One in four adults in the U.S. suffer from a diagnosable mental disorder in a given year—over 57.7 million people. A much smaller share of this group, about 6%, suffer from a severe and persistent mental illness, such as schizophrenia, bipolar disorder, obsessive compulsive disorder or major depression. My friend Lisa Guidetti is working on a documentary on the issue and is looking to raise finishing funds for editing and post production on the film. So check out the trailer if you're interested, and consider helping.
Lisa:
Lavender Hall is a feature documentary about a residential care home housing a wild bunch of irreverent residents with backgrounds from pianist to plastic surgeon. A family-run residential care home in an era of expanding corporate-run facilities, Lavender Hall is an anachronism. So too is its owner, Bill Kopec, with his drill sergeant-like approach to caring for residents. Founded and run by Bill’s mother in the seaside town of Wildwood, NJ, Bill struggled to keep his mother's dream alive after her death. After almost 50 years of caring for incongruous residents, most from Ancora, the local psychiatric institution, Bill Kopec is closing Lavender Hall. He managed the home every weekend on top of being a full-time Executive at Xerox. But with Bill now older than most residents, and no family member willing to take over, the home will be demolished to make way for condos. Numerous Lavender Hall residents battle serious problems. Linda, the youngest resident at 52, is a chronic alcoholic, bi-polar, with an eating disorder. Some, like Joel, have been at Lavender Hall for more than 19 yrs, and at 62 composes and performs dozens of original operettas and musical theatre works, despite his severe autism. This dysfunctional family of 14 residents will be made homeless in 4 months unless their only advocates, Bill Kopec and his daughter Renée, can navigate the medical insurance labyrinth to find them new homes. Lavender Hall is a frequently funny and occasionally disquieting portrait of the oddball residents and their equally eccentric carers. We reveal the challenges of the enduring life on the invisible margins of society, when you are considered either too old or too crazy for anyone to care what you do.

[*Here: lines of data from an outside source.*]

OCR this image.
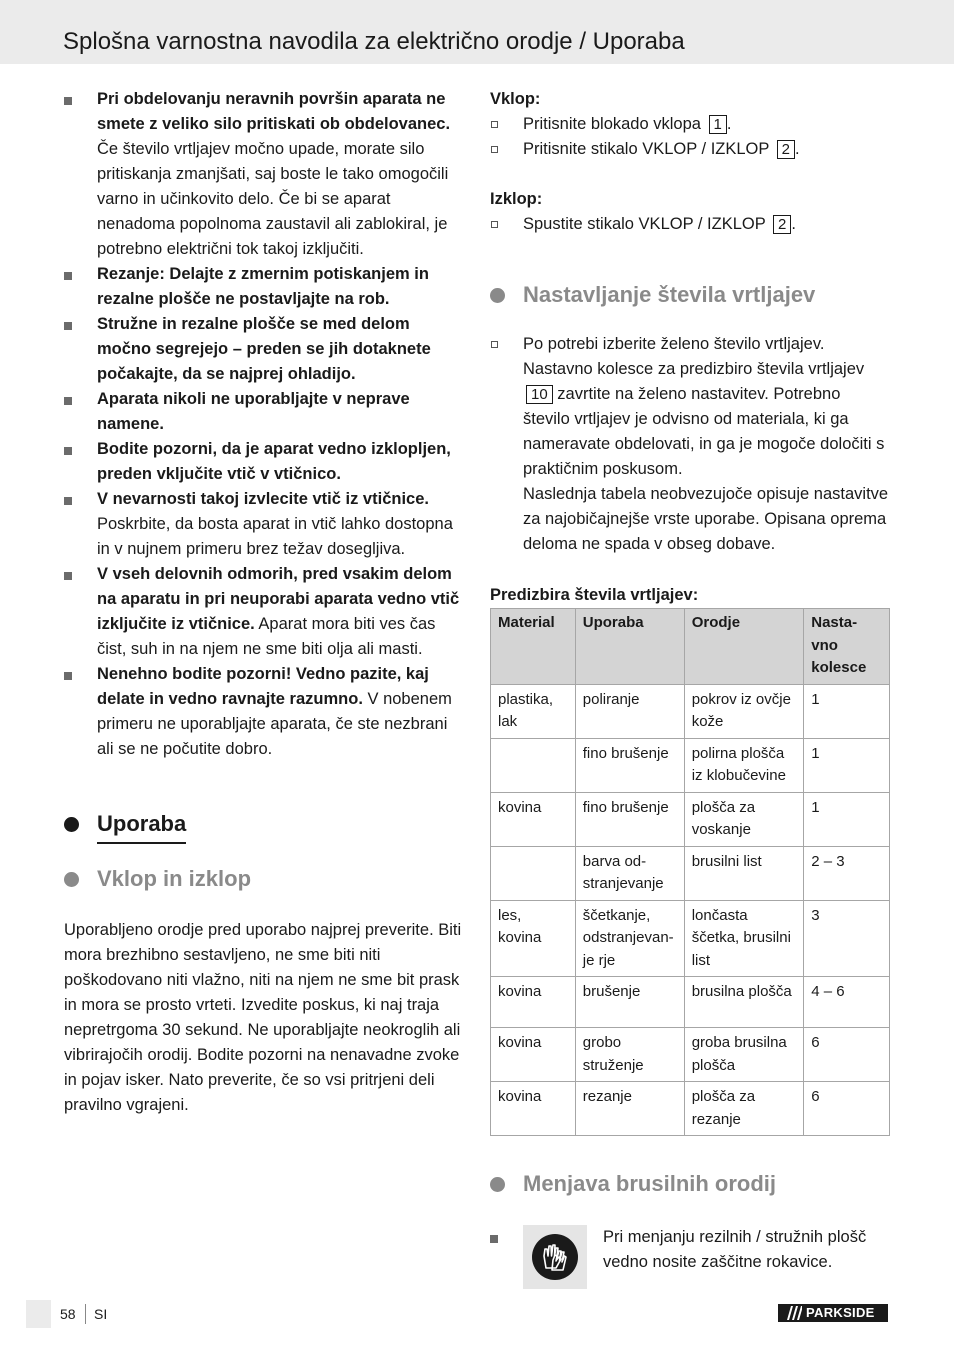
Splošna varnostna navodila za električno orodje / Uporaba
Pri obdelovanju neravnih površin aparata ne smete z veliko silo pritiskati ob obdelovanec. Če število vrtljajev močno upade, morate silo pritiskanja zmanjšati, saj boste le tako omogočili varno in učinkovito delo. Če bi se aparat nenadoma popolnoma zaustavil ali zablokiral, je potrebno električni tok takoj izključiti.
Rezanje: Delajte z zmernim potiskanjem in rezalne plošče ne postavljajte na rob.
Stružne in rezalne plošče se med delom močno segrejejo – preden se jih dotaknete počakajte, da se najprej ohladijo.
Aparata nikoli ne uporabljajte v neprave namene.
Bodite pozorni, da je aparat vedno izklopljen, preden vključite vtič v vtičnico.
V nevarnosti takoj izvlecite vtič iz vtičnice. Poskrbite, da bosta aparat in vtič lahko dostopna in v nujnem primeru brez težav dosegljiva.
V vseh delovnih odmorih, pred vsakim delom na aparatu in pri neuporabi aparata vedno vtič izključite iz vtičnice. Aparat mora biti ves čas čist, suh in na njem ne sme biti olja ali masti.
Nenehno bodite pozorni! Vedno pazite, kaj delate in vedno ravnajte razumno. V nobenem primeru ne uporabljajte aparata, če ste nezbrani ali se ne počutite dobro.
Uporaba
Vklop in izklop

Uporabljeno orodje pred uporabo najprej preverite. Biti mora brezhibno sestavljeno, ne sme biti niti poškodovano niti vlažno, niti na njem ne sme bit prask in mora se prosto vrteti. Izvedite poskus, ki naj traja nepretrgoma 30 sekund. Ne uporabljajte neokroglih ali vibrirajočih orodij. Bodite pozorni na nenavadne zvoke in pojav isker. Nato preverite, če so vsi pritrjeni deli pravilno vgrajeni.

Vklop:
Pritisnite blokado vklopa 1 .
Pritisnite stikalo VKLOP / IZKLOP 2 .
Izklop:
Spustite stikalo VKLOP / IZKLOP 2 .
Nastavljanje števila vrtljajev
Po potrebi izberite želeno število vrtljajev. Nastavno kolesce za predizbiro števila vrtljajev10 zavrtite na želeno nastavitev. Potrebno število vrtljajev je odvisno od materiala, ki ga nameravate obdelovati, in ga je mogoče določiti s praktičnim poskusom.
Naslednja tabela neobvezujoče opisuje nastavitve za najobičajnejše vrste uporabe. Opisana oprema deloma ne spada v obseg dobave.
Predizbira števila vrtljajev:
Material	Uporaba	Orodje	Nasta-vno kolesce
plastika, lak	poliranje	pokrov iz ovčje kože	1
	fino brušenje	polirna plošča iz klobučevine	1
kovina	fino brušenje	plošča za voskanje	1
	barva od-stranjevanje	brusilni list	2 – 3
les, kovina	ščetkanje, odstranjevan-je rje	lončasta ščetka, brusilni list	3
kovina	brušenje	brusilna plošča	4 – 6
kovina	grobo struženje	groba brusilna plošča	6
kovina	rezanje	plošča za rezanje	6
Menjava brusilnih orodij
Pri menjanju rezilnih / stružnih plošč vedno nosite zaščitne rokavice.
58 SI	PARKSIDE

Lavender Hall’s residents represent two growing problems in the US: how to care for an aging population that cannot afford care for themselves, and the lack of support available to those with mental health or addiction problems, many of whom are elderly. Too many are housed in secure psychiatric units instead of having access to supported independent living or residential homes. And upon Lavender Hall’s closing, many of the residents could be re-institutionalized, overmedicated, and placed at the mercy of a system that erodes their independence and control of their lives. Normally off limits to cameras, this film’s unprecedented access to a privately run facility hopes to cross that threshold of crazy and breach that lonely aging divide. But as Debbie the Care Assistant warns, “If you're not crazy when you come in, you're crazy when you leave!”